Syubhat Keenam: Hadis tentang Nabi ﷺ yang mengaqiqahi untuk dirinya sendiri:
Hadits yang dimaksud adalah hadits yang diriwayatkan oleh al-Baihaqy dalam kitab al-Sunan al-Kubra, dari sahabat Anas bin Malik radhiyallahu ‘anhu: bahwa Rasulullah Shallallahu ‘alaihi wa sallam mengaqiqahi dirinya sendiri sebagai bentuk kegembiraan atas kelahiran beliau, meskipun pamannya, Abu Thalib, sudah mengaqiqahi beliau saat lahir.
Menurut mereka: ini adalah dalil bolehnya mengulangi ungkapan kegembiraan berkali-kali.
Bantahan:
- Hadits ini diriwayatkan oleh al-Baihaqi, namun beliau sendiri yang memberi catatan dan mengatakan: “(Ini adalah) hadits yang munkar”. Imam al-Nawawi dalam al-Majmu’ (8/431) bahkan mengatakan: “(Ini hadits yang) batil.” Jadi hadits ini tidak layak untuk jadi pegangan.
- Andaipun hadits ini shahih, hadits ini tidak relevan dengan “perayaan Maulid”, karena ia membahas tentang aqiqah. Apakah itu berarti mereka juga mengaqiqahi Rasulullah Shallallahu ‘alaihi wa sallam di setiap perayaan Maulid?
Syubhat Ketujuh: Kisah Abu Lahab yang diringankan adzabnya karena gembira dengan kelahiran Nabi ﷺ :
Kata mereka: jika Abu Lahab yang secara tegas dihinakan di dalam al-Qur’an saja bisa diringankan adzabnya karena gembira dengan kelahiran Rasulullah, maka terlebih lagi jika itu dilakukan oleh seorang muslim yang bertauhid?
Bantahan:
- Kegembiraan Abu Lahab pada kelahiran Muhammad Shallallahu ‘alaihi wa sallam bukan karena ia tahu beliau akan diangkat sebagai Nabi dan Rasul pembawa Tauhid, tapi tidak lebih dari kegembiraan seorang paman atas kelahiran keponakannya.

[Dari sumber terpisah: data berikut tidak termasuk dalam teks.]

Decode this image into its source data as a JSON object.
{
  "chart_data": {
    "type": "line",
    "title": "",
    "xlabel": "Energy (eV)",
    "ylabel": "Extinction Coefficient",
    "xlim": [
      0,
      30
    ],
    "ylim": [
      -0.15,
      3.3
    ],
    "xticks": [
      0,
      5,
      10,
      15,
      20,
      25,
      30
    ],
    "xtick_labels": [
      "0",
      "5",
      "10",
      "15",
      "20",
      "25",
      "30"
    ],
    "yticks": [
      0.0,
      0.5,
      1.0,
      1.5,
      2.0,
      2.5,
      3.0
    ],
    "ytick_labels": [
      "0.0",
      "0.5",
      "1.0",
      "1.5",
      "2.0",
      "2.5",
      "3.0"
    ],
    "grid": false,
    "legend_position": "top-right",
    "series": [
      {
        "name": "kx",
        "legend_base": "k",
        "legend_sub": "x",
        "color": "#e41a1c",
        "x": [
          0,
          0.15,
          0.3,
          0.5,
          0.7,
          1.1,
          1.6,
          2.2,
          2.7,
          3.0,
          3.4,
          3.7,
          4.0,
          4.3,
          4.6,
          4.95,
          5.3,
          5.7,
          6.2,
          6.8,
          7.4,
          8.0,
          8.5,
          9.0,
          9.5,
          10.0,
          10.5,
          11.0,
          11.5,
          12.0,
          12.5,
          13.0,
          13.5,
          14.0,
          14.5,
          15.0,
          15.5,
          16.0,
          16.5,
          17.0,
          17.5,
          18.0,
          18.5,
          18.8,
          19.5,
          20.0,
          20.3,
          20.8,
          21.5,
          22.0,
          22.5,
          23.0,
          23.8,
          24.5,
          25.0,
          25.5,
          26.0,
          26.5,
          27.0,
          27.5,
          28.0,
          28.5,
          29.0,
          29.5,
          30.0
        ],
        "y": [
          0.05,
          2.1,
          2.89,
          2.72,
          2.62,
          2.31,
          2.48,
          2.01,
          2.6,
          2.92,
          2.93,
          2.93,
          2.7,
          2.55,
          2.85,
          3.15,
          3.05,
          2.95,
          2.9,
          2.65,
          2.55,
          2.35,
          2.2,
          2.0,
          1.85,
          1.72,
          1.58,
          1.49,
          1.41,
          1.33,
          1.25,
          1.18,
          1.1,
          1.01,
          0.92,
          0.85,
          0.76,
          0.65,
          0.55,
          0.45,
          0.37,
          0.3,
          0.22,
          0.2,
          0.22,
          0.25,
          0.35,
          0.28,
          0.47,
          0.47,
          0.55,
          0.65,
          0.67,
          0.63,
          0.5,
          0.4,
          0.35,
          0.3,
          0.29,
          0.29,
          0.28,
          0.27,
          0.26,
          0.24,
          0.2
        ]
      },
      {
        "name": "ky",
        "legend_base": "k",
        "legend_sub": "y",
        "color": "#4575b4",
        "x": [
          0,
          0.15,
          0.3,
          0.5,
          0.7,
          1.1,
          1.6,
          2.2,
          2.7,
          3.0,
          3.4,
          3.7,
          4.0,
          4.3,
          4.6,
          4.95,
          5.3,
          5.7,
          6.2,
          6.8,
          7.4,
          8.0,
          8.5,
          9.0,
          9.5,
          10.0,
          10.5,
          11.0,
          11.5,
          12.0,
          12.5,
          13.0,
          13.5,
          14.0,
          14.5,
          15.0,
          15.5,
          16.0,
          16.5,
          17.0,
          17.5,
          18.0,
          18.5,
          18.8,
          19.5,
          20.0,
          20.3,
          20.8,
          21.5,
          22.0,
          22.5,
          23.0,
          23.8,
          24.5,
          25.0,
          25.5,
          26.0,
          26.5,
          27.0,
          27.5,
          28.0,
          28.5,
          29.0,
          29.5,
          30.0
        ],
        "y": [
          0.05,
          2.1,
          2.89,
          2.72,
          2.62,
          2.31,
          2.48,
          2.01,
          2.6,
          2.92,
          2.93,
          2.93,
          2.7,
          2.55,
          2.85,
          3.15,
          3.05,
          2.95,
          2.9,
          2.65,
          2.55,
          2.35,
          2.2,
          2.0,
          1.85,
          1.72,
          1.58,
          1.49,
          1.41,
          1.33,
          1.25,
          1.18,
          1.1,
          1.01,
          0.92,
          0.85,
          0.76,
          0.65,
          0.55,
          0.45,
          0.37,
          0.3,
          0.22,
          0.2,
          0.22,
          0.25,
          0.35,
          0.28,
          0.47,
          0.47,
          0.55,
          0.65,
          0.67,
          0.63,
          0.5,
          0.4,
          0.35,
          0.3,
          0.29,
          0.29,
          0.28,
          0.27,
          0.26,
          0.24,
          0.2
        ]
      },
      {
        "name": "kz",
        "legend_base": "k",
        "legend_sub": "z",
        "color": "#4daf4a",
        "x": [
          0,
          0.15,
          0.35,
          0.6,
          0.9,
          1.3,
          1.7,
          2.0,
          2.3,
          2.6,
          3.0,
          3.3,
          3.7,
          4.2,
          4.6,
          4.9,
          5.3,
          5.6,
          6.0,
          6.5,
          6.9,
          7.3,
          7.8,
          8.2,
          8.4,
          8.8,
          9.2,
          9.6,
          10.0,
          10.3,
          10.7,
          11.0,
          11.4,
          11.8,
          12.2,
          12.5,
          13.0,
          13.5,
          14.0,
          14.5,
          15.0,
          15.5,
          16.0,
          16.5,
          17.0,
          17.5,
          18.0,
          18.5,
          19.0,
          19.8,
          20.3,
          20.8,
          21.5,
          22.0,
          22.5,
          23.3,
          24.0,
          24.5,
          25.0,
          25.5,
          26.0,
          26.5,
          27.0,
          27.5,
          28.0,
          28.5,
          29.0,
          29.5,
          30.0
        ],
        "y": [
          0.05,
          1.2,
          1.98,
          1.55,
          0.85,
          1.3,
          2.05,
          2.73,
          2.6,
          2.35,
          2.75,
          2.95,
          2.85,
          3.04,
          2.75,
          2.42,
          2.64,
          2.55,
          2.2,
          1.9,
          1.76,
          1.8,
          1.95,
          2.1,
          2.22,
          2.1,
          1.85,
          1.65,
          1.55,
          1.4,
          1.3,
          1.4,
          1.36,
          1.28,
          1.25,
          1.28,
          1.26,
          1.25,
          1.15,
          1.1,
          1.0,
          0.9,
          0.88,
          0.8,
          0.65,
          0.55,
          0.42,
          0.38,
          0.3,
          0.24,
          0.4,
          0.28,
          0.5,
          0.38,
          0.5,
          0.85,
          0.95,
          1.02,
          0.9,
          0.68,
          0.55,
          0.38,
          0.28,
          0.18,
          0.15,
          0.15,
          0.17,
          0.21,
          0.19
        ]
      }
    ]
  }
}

- Diskusi kita bukan pada “perasaan gembira atas lahirnya Muhammad Shallallahu ‘alaihi wa sallam” -karena tidak bisa disebut sebagai muslim jika ia tidak gembira dengan kedatangan Rasulullah shallallahu ‘alaihi wa salla-. Tapi diskusi kita adalah pada “apakah ungkapan gembira dan bahagia itu harus dirayakan” dengan model perayaan yang ada hari ini?
Syubhat Kedelapan: Klaim adanya bid’ah hasanah:
Sejumlah ulama besar dalam madzhab Syafi’iyyah sudah menegaskan bahwa perayaan Maulid itu bid’ah. Al-Hafizh Ibnu Hajar al-‘Asqalani rahimahullah mengatakan-sebagaimana dinukil oleh al-Suyuthi dalam al-Hawi li al-Fatawa 1/229):
أصلُ عمَلِ المولدِ بِدعةٌ لم تُنقَلْ عن أحدٍ مِن السَّلفِ الصالِح من القُرونِ الثلاثةِ
“Asal pengamalan Maulid itu adalah bid’ah, tidak pernah dinukil (contohnya) dari seorang pun di kalangan al-Salaf al-Shalih dari tiga generasi (awal Islam).”
Pada akhirnya, para pendukung perayaan Maulid akan sepakat bahwa perayaan Maulid itu adalah sebuah bid’ah; sesuatu yang tidak pernah ada contoh dan pengamalannya dari Rasulullah Shallallahu ‘alaihi wa sallam dan para sahabat.
Di saat itulah, ketika dalil dan argumentasi syar’i untuk melegalkan perayaan Maulid sudah “habis”, mereka akan mengeluarkan senjata terakhir yaitu senjata “bid’ah hasanah”!
Bantahan:
- Para ulama muhaqqiqun sepakat bahwa dalam Islam tidak ada istilah bid‘ah hasanah (bid‘ah yang baik) dan bid‘ah dhalalah (bid‘ah yang sesat). Karena semua bid‘ah adalah sesat, sebagaimana ditegaskan secara jelas dalam hadis sahih dari Rasulullah ﷺ:
كلُّ بِدعةٍ ضلالةٌ
“Setiap bid’ah adalah sesat.” (HR. Abu Dawud, Tirmidzi)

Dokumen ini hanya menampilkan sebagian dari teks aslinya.